Les pressions du clergé contribuent fortement à la création par le premier ministre du Québec, Louis-Alexandre Taschereau, d’une commission royale d’enquête sur la sécurité et l’accessibilité des cinémas.

Des conséquences majeures pour un incendie mineur

Incendie Laurier Palace

Façade brûlée du Laurier Palace au lendemain de l'incendie
Collection du Musée des pompiers de Montréal
Possiblement causé par une cigarette échappée ou mal éteinte, l’incendie du Laurier Palace a été maîtrisé par les pompiers en une trentaine de minutes.
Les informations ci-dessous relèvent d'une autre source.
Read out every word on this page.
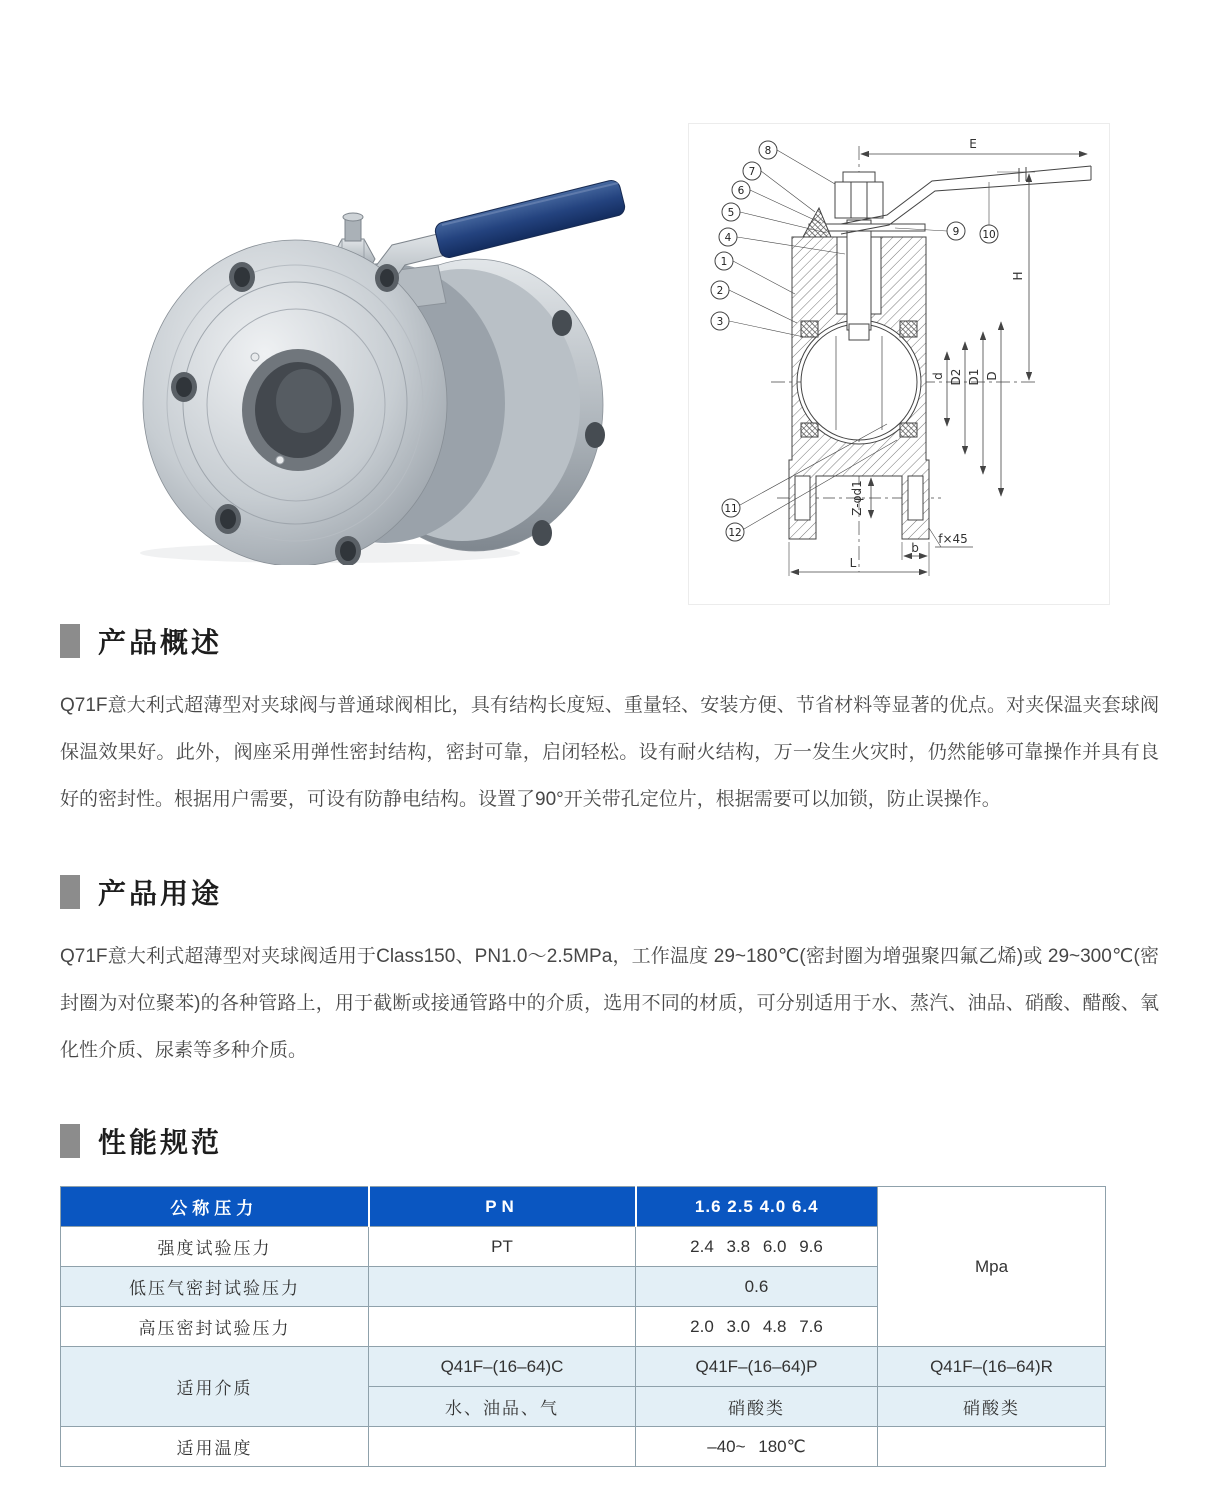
8
7
6
5
4
1
2
3
9 10
11
12
E
H
d D2 D1 D
L
b
f×45
Z-φd1
产品概述

Q71F意大利式超薄型对夹球阀与普通球阀相比，具有结构长度短、重量轻、安装方便、节省材料等显著的优点。对夹保温夹套球阀保温效果好。此外，阀座采用弹性密封结构，密封可靠，启闭轻松。设有耐火结构，万一发生火灾时，仍然能够可靠操作并具有良好的密封性。根据用户需要，可设有防静电结构。设置了90°开关带孔定位片，根据需要可以加锁，防止误操作。

产品用途

Q71F意大利式超薄型对夹球阀适用于Class150、PN1.0～2.5MPa，工作温度 29~180℃(密封圈为增强聚四氟乙烯)或 29~300℃(密封圈为对位聚苯)的各种管路上，用于截断或接通管路中的介质，选用不同的材质，可分别适用于水、蒸汽、油品、硝酸、醋酸、氧化性介质、尿素等多种介质。

性能规范
公称压力	PN	1.6 2.5 4.0 6.4	Mpa
强度试验压力	PT	2.4 3.8 6.0 9.6	
低压气密封试验压力		0.6	
高压密封试验压力		2.0 3.0 4.8 7.6	
适用介质	Q41F–(16–64)C	Q41F–(16–64)P	Q41F–(16–64)R
	水、油品、气	硝酸类	硝酸类
适用温度		–40~ 180℃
Alors qu’il aurait pu s’agir d’un incident banal, le tragique événement marque l’histoire des projections cinématographiques au Québec et provoque un changement législatif non négligeable. Dès le lendemain de l’incendie, les cinémas et théâtres montréalais reçoivent la visite des inspecteurs de la Ville. Certains établissements doivent subir des modifications pour respecter les normes de sécurité, d’autres sont forcés de fermer leurs portes.
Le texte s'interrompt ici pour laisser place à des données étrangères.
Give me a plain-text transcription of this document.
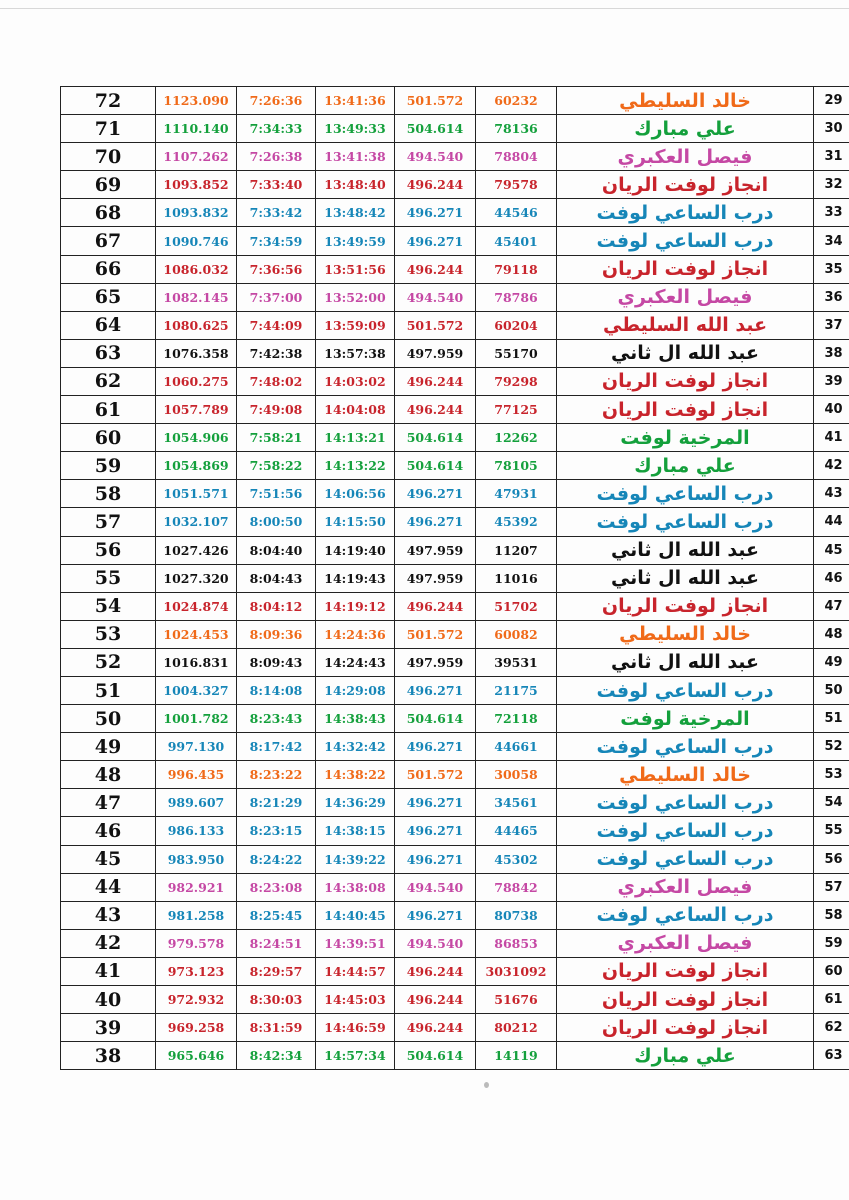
72	1123.090	7:26:36	13:41:36	501.572	60232	خالد السليطي	29
71	1110.140	7:34:33	13:49:33	504.614	78136	علي مبارك	30
70	1107.262	7:26:38	13:41:38	494.540	78804	فيصل العكبري	31
69	1093.852	7:33:40	13:48:40	496.244	79578	انجاز لوفت الريان	32
68	1093.832	7:33:42	13:48:42	496.271	44546	درب الساعي لوفت	33
67	1090.746	7:34:59	13:49:59	496.271	45401	درب الساعي لوفت	34
66	1086.032	7:36:56	13:51:56	496.244	79118	انجاز لوفت الريان	35
65	1082.145	7:37:00	13:52:00	494.540	78786	فيصل العكبري	36
64	1080.625	7:44:09	13:59:09	501.572	60204	عبد الله السليطي	37
63	1076.358	7:42:38	13:57:38	497.959	55170	عبد الله ال ثاني	38
62	1060.275	7:48:02	14:03:02	496.244	79298	انجاز لوفت الريان	39
61	1057.789	7:49:08	14:04:08	496.244	77125	انجاز لوفت الريان	40
60	1054.906	7:58:21	14:13:21	504.614	12262	المرخية لوفت	41
59	1054.869	7:58:22	14:13:22	504.614	78105	علي مبارك	42
58	1051.571	7:51:56	14:06:56	496.271	47931	درب الساعي لوفت	43
57	1032.107	8:00:50	14:15:50	496.271	45392	درب الساعي لوفت	44
56	1027.426	8:04:40	14:19:40	497.959	11207	عبد الله ال ثاني	45
55	1027.320	8:04:43	14:19:43	497.959	11016	عبد الله ال ثاني	46
54	1024.874	8:04:12	14:19:12	496.244	51702	انجاز لوفت الريان	47
53	1024.453	8:09:36	14:24:36	501.572	60082	خالد السليطي	48
52	1016.831	8:09:43	14:24:43	497.959	39531	عبد الله ال ثاني	49
51	1004.327	8:14:08	14:29:08	496.271	21175	درب الساعي لوفت	50
50	1001.782	8:23:43	14:38:43	504.614	72118	المرخية لوفت	51
49	997.130	8:17:42	14:32:42	496.271	44661	درب الساعي لوفت	52
48	996.435	8:23:22	14:38:22	501.572	30058	خالد السليطي	53
47	989.607	8:21:29	14:36:29	496.271	34561	درب الساعي لوفت	54
46	986.133	8:23:15	14:38:15	496.271	44465	درب الساعي لوفت	55
45	983.950	8:24:22	14:39:22	496.271	45302	درب الساعي لوفت	56
44	982.921	8:23:08	14:38:08	494.540	78842	فيصل العكبري	57
43	981.258	8:25:45	14:40:45	496.271	80738	درب الساعي لوفت	58
42	979.578	8:24:51	14:39:51	494.540	86853	فيصل العكبري	59
41	973.123	8:29:57	14:44:57	496.244	3031092	انجاز لوفت الريان	60
40	972.932	8:30:03	14:45:03	496.244	51676	انجاز لوفت الريان	61
39	969.258	8:31:59	14:46:59	496.244	80212	انجاز لوفت الريان	62
38	965.646	8:42:34	14:57:34	504.614	14119	علي مبارك	63
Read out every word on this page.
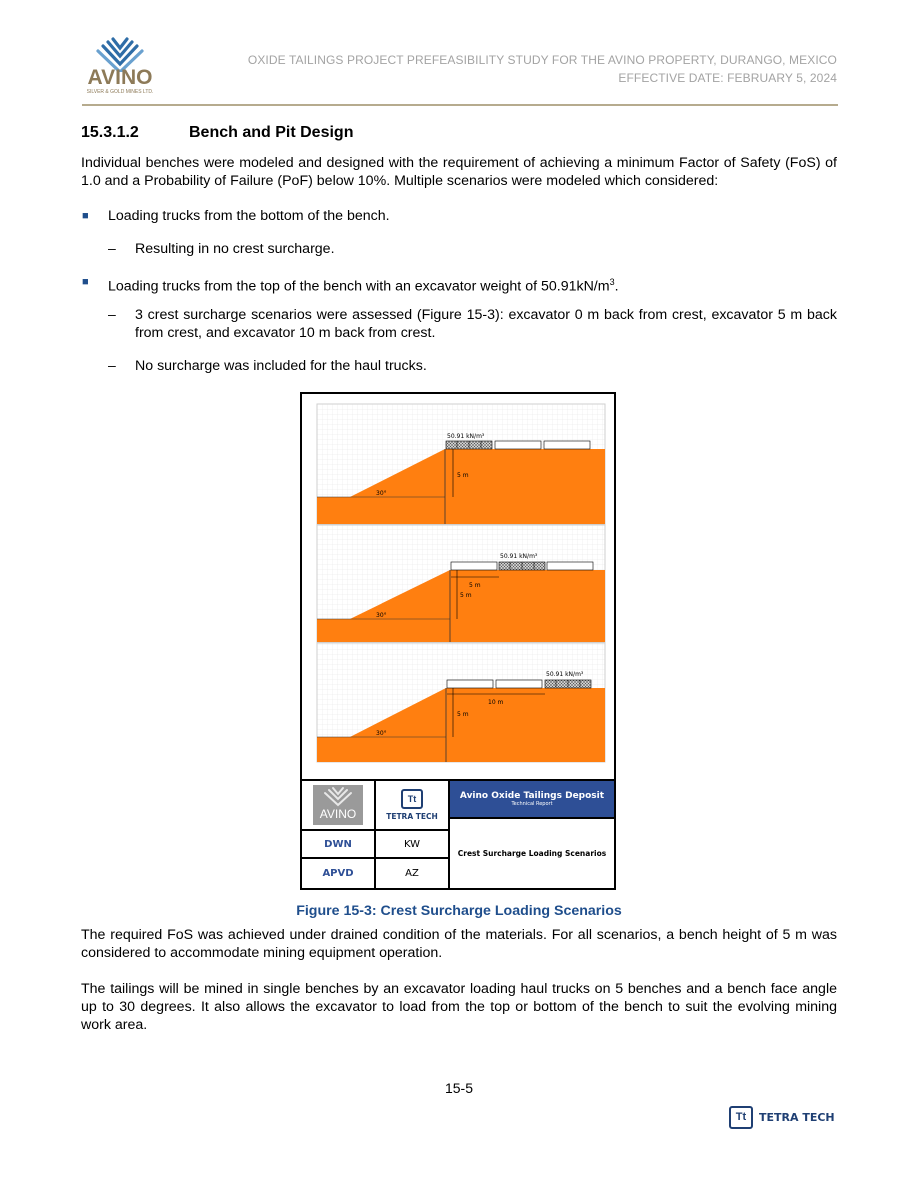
AVINO
SILVER & GOLD MINES LTD.
OXIDE TAILINGS PROJECT PREFEASIBILITY STUDY FOR THE AVINO PROPERTY, DURANGO, MEXICO
EFFECTIVE DATE: FEBRUARY 5, 2024
15.3.1.2	Bench and Pit Design
Individual benches were modeled and designed with the requirement of achieving a minimum Factor of Safety (FoS) of 1.0 and a Probability of Failure (PoF) below 10%. Multiple scenarios were modeled which considered:
■ Loading trucks from the bottom of the bench.
– Resulting in no crest surcharge.
■ Loading trucks from the top of the bench with an excavator weight of $50.91kN/m^3$.
– 3 crest surcharge scenarios were assessed (Figure 15-3): excavator 0 m back from crest, excavator 5 m back from crest, and excavator 10 m back from crest.
– No surcharge was included for the haul trucks.
5 m
30°
50.91 kN/m³
5 m
30°
5 m
50.91 kN/m³
5 m
30°
10 m
50.91 kN/m³
AVINO
Tt
TETRA TECH
Avino Oxide Tailings Deposit
Technical Report
DWN	KW
APVD	AZ
Crest Surcharge Loading Scenarios
Figure 15-3: Crest Surcharge Loading Scenarios
The required FoS was achieved under drained condition of the materials. For all scenarios, a bench height of 5 m was considered to accommodate mining equipment operation.
The tailings will be mined in single benches by an excavator loading haul trucks on 5 benches and a bench face angle up to 30 degrees. It also allows the excavator to load from the top or bottom of the bench to suit the evolving mining work area.
15-5
Tt	TETRA TECH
Les policiers procèdent à l’arrestation du propriétaire du Laurier Palace, Ameen Lawand, et de quelques employés du cinéma. Ils sont accusés de négligence criminelle pour avoir laissé entrer des centaines d’enfants non accompagnés. Ameen Lawand, tenu criminellement responsable de l’événement, évite la prison pour homicide grâce à un report de procès, et il semble qu’il n’ait pas été poursuivi.

Une fois accomplie la mission de la commission royale d’enquête dont il est responsable, le juge Louis Boyer émet son rapport, où il conclut que la panique a été la cause principale de la mort des 77 enfants décédés dans les escaliers. Il ne recommande pas la fermeture des cinémas le dimanche, si fortement réclamée par le clergé. Toutefois, en 1928, une loi est adoptée pour interdire l’accès des salles aux moins de 16 ans. Ce qui fut fait durant plus de 40 ans. La loi précise aussi les mesures de sécurité à respecter dans les cinémas et les théâtres, dont la présence de portes paniques que l’on doit pouvoir ouvrir de l’intérieur en tout temps. Plusieurs vieux théâtres doivent fermer à cause de la nouvelle règlementation.
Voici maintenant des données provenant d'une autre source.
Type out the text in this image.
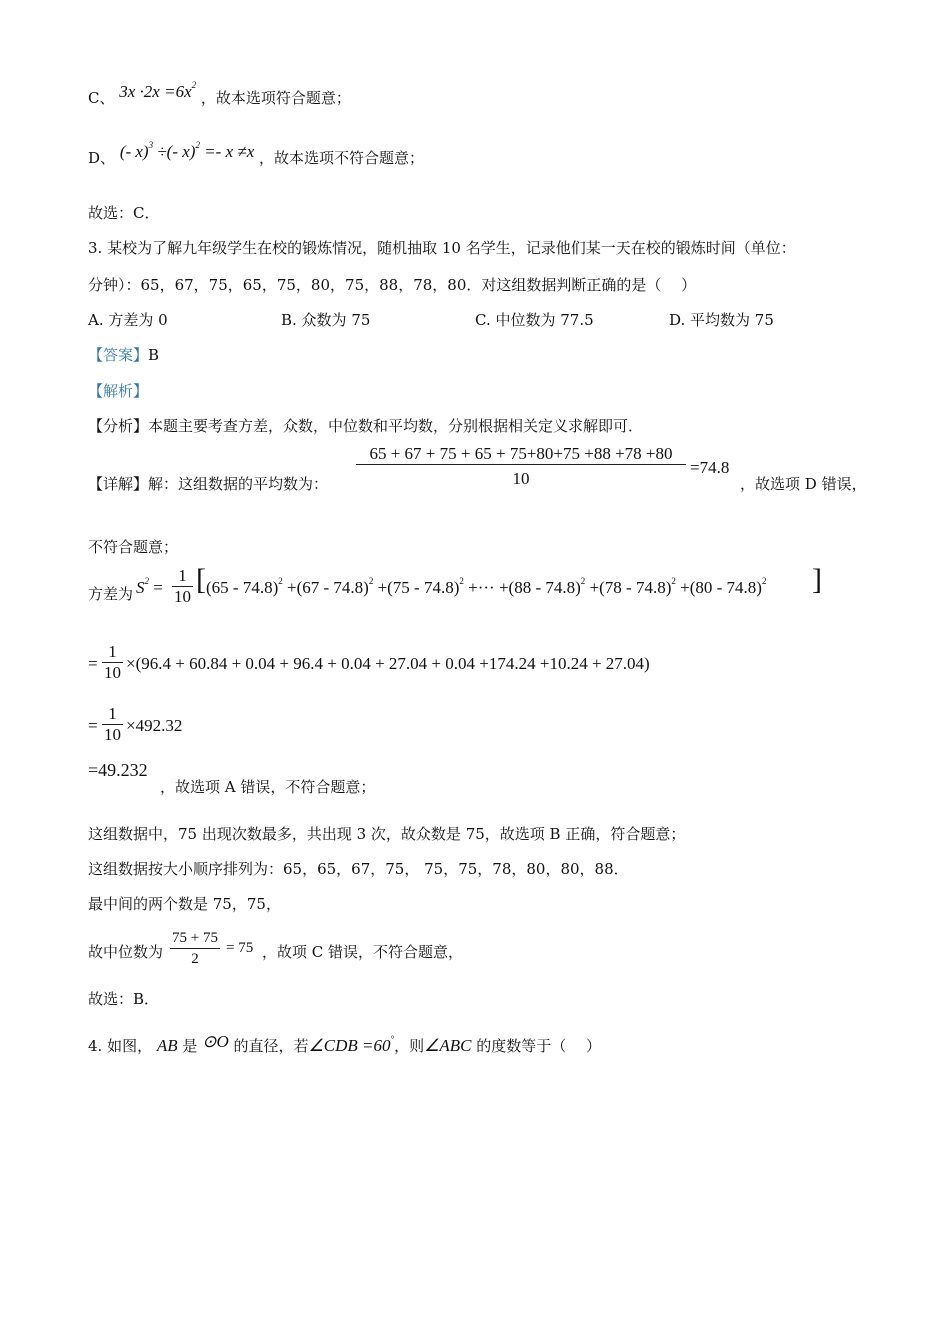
C、 $3x \cdot 2x =6x^2$ ，故本选项符合题意；
D、 (- x)$^3$ ÷(- x)$^2$ =- x ≠x ，故本选项不符合题意；
故选：C．
3. 某校为了解九年级学生在校的锻炼情况，随机抽取 10 名学生，记录他们某一天在校的锻炼时间（单位：
分钟）：65，67，75，65，75，80，75，88，78，80．对这组数据判断正确的是（　 ）
A. 方差为 0	B. 众数为 75	C. 中位数为 77.5	D. 平均数为 75
【答案】B
【解析】
【分析】本题主要考查方差，众数，中位数和平均数，分别根据相关定义求解即可．
【详解】解：这组数据的平均数为： $\frac{65 + 67 + 75 + 65 + 75+80+75 +88 +78 +80}{10} =74.8$
，故选项 D 错误，
不符合题意；
方差为 $S^2 = \frac{1}{10}$ [ (65 - 74.8)$^2$ +(67 - 74.8)$^2$ +(75 - 74.8)$^2$ +··· +(88 - 74.8)$^2$ +(78 - 74.8)$^2$ +(80 - 74.8)$^2$ ]
= $\frac{1}{10} \times(96.4 + 60.84 + 0.04 + 96.4 + 0.04 + 27.04 + 0.04 +174.24 +10.24 + 27.04)$
= $\frac{1}{10} \times 492.32$
=49.232
，故选项 A 错误，不符合题意；
这组数据中，75 出现次数最多，共出现 3 次，故众数是 75，故选项 B 正确，符合题意；
这组数据按大小顺序排列为：65，65，67，75， 75，75，78，80，80，88．
最中间的两个数是 75，75，
故中位数为 $\frac{75 + 75}{2} = 75$ ，故项 C 错误，不符合题意，
故选：B．
4. 如图， AB 是 ⊙O 的直径，若∠CDB =60°，则∠ABC 的度数等于（　 ）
Peu de traces subsistent de ce terrible incendie. Une simple plaque rappelle le lieu de la tragédie, sur le bâtiment situé au 3215, rue Sainte-Catherine Est. L’adresse a changé, mais c’est bien là que se trouvait le Laurier Palace, remplacé aujourd’hui par une église évangélique. Le père d’une des victimes a aussi fait ériger un monument commémoratif au cimetière Notre-Dame-des-Neiges.

Les Lawand, des acteurs importants dans l’histoire du cinéma montréalais

Ameen Lawand s’y connaît en cinéma lorsqu’il devient propriétaire du Laurier Palace. Dès 1909, il se procure un projecteur de Léo-Ernest Ouimet avec ses frères Eli, Joseph, Najeeb et Abraham, ainsi que sa sœur Katbe, pour effectuer des projections au King Edward, sur la rue Saint-Laurent. Au fil du temps, ces immigrants libanais-syriens se taillent une place de choix dans l’industrie du cinéma à Montréal. La famille possède plusieurs salles, dont le Dominion, rue Papineau (actuellement La Tulipe) et le Rialto, sur l’avenue du Parc. Ce dernier passe aux mains de la United Amusement, une chaîne rivale, en 1924.

Les Lawand répliquent quelques années plus tard en créant la Confederation Amusement Ltd., qui occupe pendant une dizaine d’années le premier rang des chaînes de salles indépendantes à Montréal. On lui doit, entre autres, la création du théâtre Outremont, en 1929, qui se fait remarquer par son style Art déco. Mais en 1938, la United Amusement reprend le dessus en s’appropriant les salles de ses compétiteurs, grâce à ses liens avec la puissante Famous Players Canadian Corporation.